NUDA: Non-Uniform Directory Architecture for Scalable Chip Multiprocessors

Chip multiprocessors (CMPs) involve directory storage overhead if cache coherence is realized via sharer tracking. This work proposes a novel framework dubbed non-uniform directory architecture (NUDA), by leveraging our two insights in that the number of "active" directory entries required to stay on chip is usually small for a short execution time window due to high directory locality, and that the fraction of interrogated directory entries drops as the core count rises. Unlike earlier storage overhead reduction techniques that require all cached LLC blocks to have their directory entries fully on chip, NUDA dynamically buffers only most active directory vectors (DVs) on chip while keeping DVs of all LLC blocks in a backing store at low level storage.

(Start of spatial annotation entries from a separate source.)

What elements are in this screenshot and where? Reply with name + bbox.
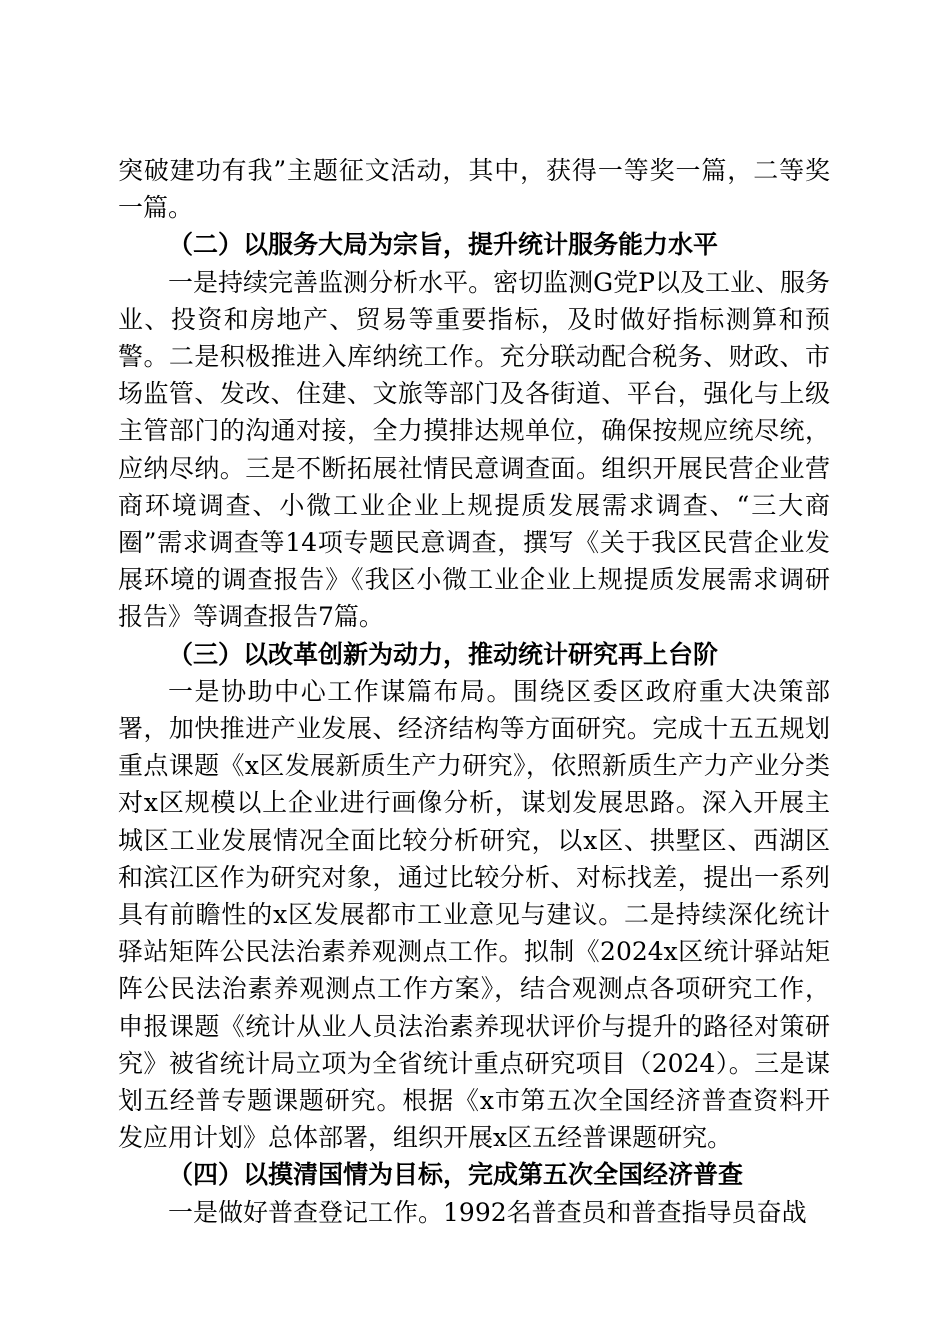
document-body [118,152,830,1231]
body-paragraph-census: 一是做好普查登记工作。1992名普查员和普查指导员奋战 [168,1197,807,1227]
body-paragraph-research: 一是协助中心工作谋篇布局。围绕区委区政府重大决策部署，加快推进产业发展、经济结构等方面研究。完成十五五规划重点课题《x区发展新质生产力研究》，依照新质生产力产业分类对x区规模以上企业进行画像分析，谋划发展思路。深入开展主城区工业发展情况全面比较分析研究，以x区、拱墅区、西湖区和滨江区作为研究对象，通过比较分析、对标找差，提出一系列具有前瞻性的x区发展都市工业意见与建议。二是持续深化统计驿站矩阵公民法治素养观测点工作。拟制《2024x区统计驿站矩阵公民法治素养观测点工作方案》，结合观测点各项研究工作，申报课题《统计从业人员法治素养现状评价与提升的路径对策研究》被省统计局立项为全省统计重点研究项目（2024）。三是谋划五经普专题课题研究。根据《x市第五次全国经济普查资料开发应用计划》总体部署，组织开展x区五经普课题研究。 [118,676,830,1153]
section-heading-4: （四）以摸清国情为目标，完成第五次全国经济普查 [168,1160,744,1190]
section-heading-3: （三）以改革创新为动力，推动统计研究再上台阶 [168,639,719,669]
body-paragraph-service: 一是持续完善监测分析水平。密切监测G党P以及工业、服务业、投资和房地产、贸易等重要指标，及时做好指标测算和预警。二是积极推进入库纳统工作。充分联动配合税务、财政、市场监管、发改、住建、文旅等部门及各街道、平台，强化与上级主管部门的沟通对接，全力摸排达规单位，确保按规应统尽统，应纳尽纳。三是不断拓展社情民意调查面。组织开展民营企业营商环境调查、小微工业企业上规提质发展需求调查、“三大商圈”需求调查等14项专题民意调查，撰写《关于我区民营企业发展环境的调查报告》《我区小微工业企业上规提质发展需求调研报告》等调查报告7篇。 [118,267,830,632]
continuation-paragraph: 突破建功有我”主题征文活动，其中，获得一等奖一篇，二等奖一篇。 [118,156,830,223]
section-heading-2: （二）以服务大局为宗旨，提升统计服务能力水平 [168,230,719,260]
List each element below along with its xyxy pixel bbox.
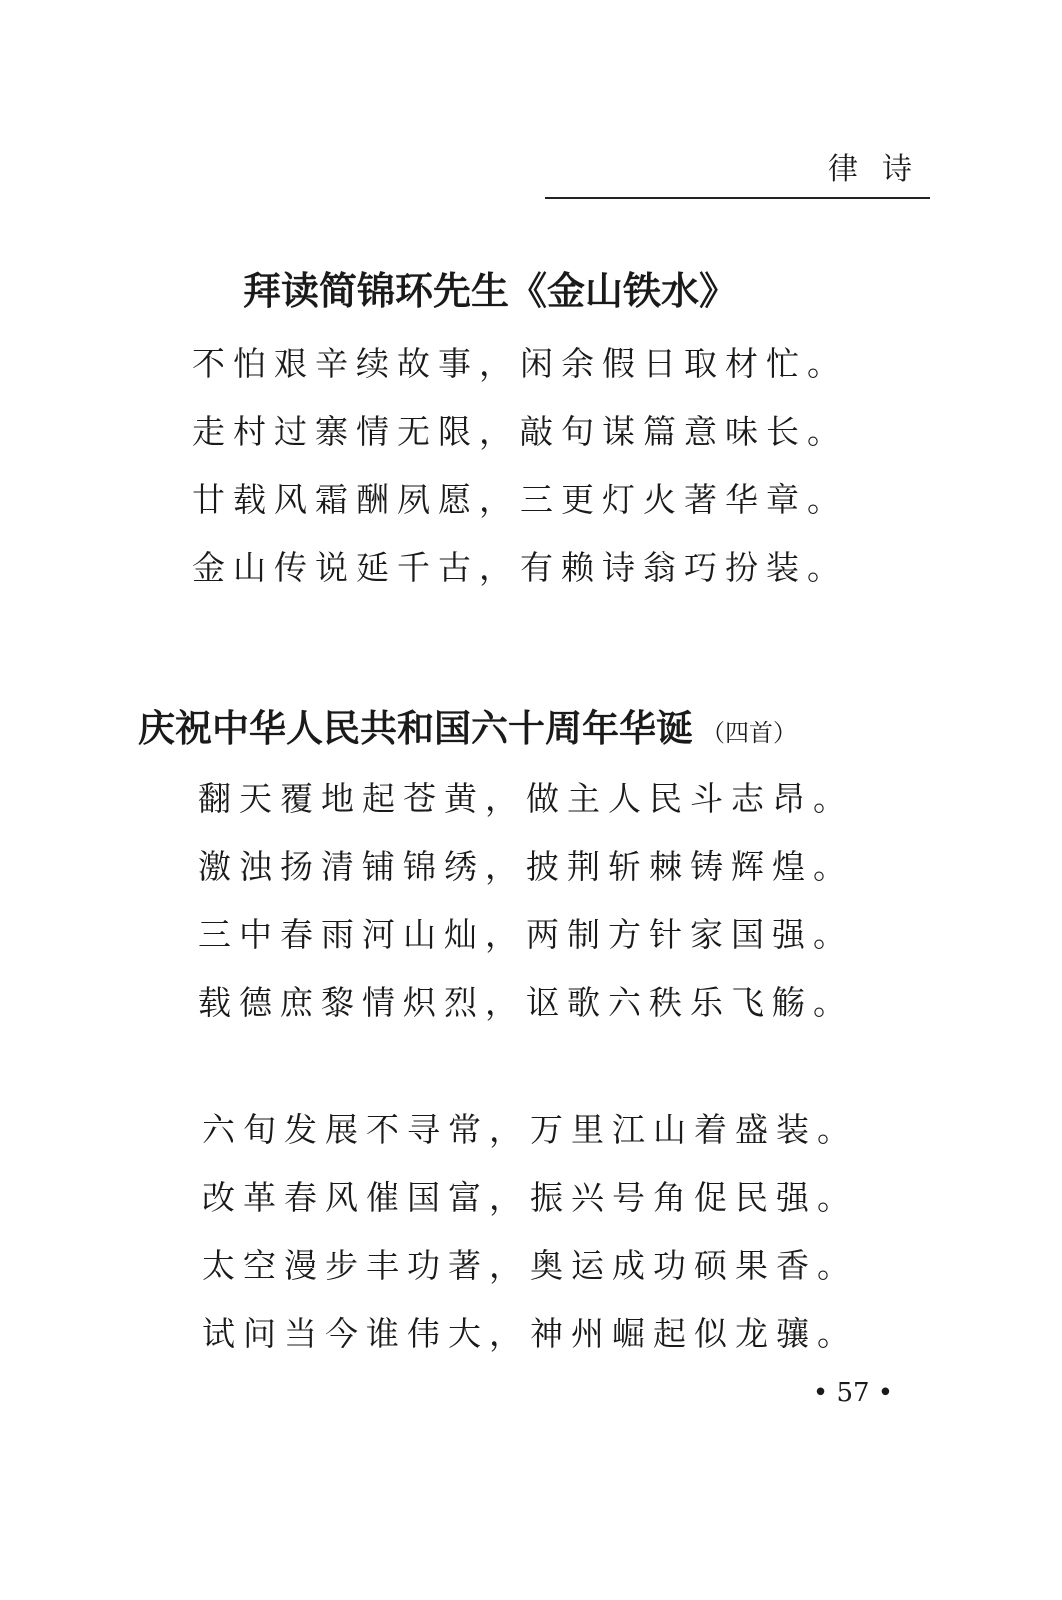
poem-line: 廿载风霜酬夙愿，三更灯火著华章。 [192,480,848,519]
poem-title [138,703,797,759]
poem-body [192,330,848,602]
poem-stanza [198,765,854,1037]
poem-title-text: 庆祝中华人民共和国六十周年华诞 [138,707,693,750]
poem-title: 拜读简锦环先生《金山铁水》 [243,269,738,313]
poem-line: 改革春风催国富，振兴号角促民强。 [202,1178,858,1217]
poem-line: 不怕艰辛续故事，闲余假日取材忙。 [192,344,848,383]
poem-line: 三中春雨河山灿，两制方针家国强。 [198,915,854,954]
poem-line: 六旬发展不寻常，万里江山着盛装。 [202,1110,858,1149]
page-number: • 57 • [812,1378,894,1408]
poem-line: 金山传说延千古，有赖诗翁巧扮装。 [192,548,848,587]
poem-line: 走村过寨情无限，敲句谋篇意味长。 [192,412,848,451]
section-title: 律诗 [828,152,936,187]
header-rule [545,197,930,199]
running-header [545,150,936,190]
poem-line: 翻天覆地起苍黄，做主人民斗志昂。 [198,779,854,818]
poem-line: 载德庶黎情炽烈，讴歌六秩乐飞觞。 [198,983,854,1022]
poem-line: 太空漫步丰功著，奥运成功硕果香。 [202,1246,858,1285]
poem-stanza [202,1096,858,1368]
poem-line: 试问当今谁伟大，神州崛起似龙骧。 [202,1314,858,1353]
poem-title-note: （四首） [701,719,797,747]
poem-line: 激浊扬清铺锦绣，披荆斩棘铸辉煌。 [198,847,854,886]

NUDA attains its superior efficiency via an inventive criticality-aware replacement policy (CARP) for on-chip buffer management and effective prefetching to pre-activate vectors (PAVE) for upcoming coherence interrogations. We have evaluated NUDA by gem5 simulation for 64-core CMPs under PARSEC and SPLASH benchmarks, demonstrating that CARP and PAVE enhance on-chip directory storage efficiency significantly. NUDA with a small on-chip buffer for DVs exhibits negligible performance degradation (to stay within 2.6 percent) compared to a full on-chip directory, while outperforming its previous counterparts for directory area reduction when on-chip directory budget is provisioned scarcely for high scalability.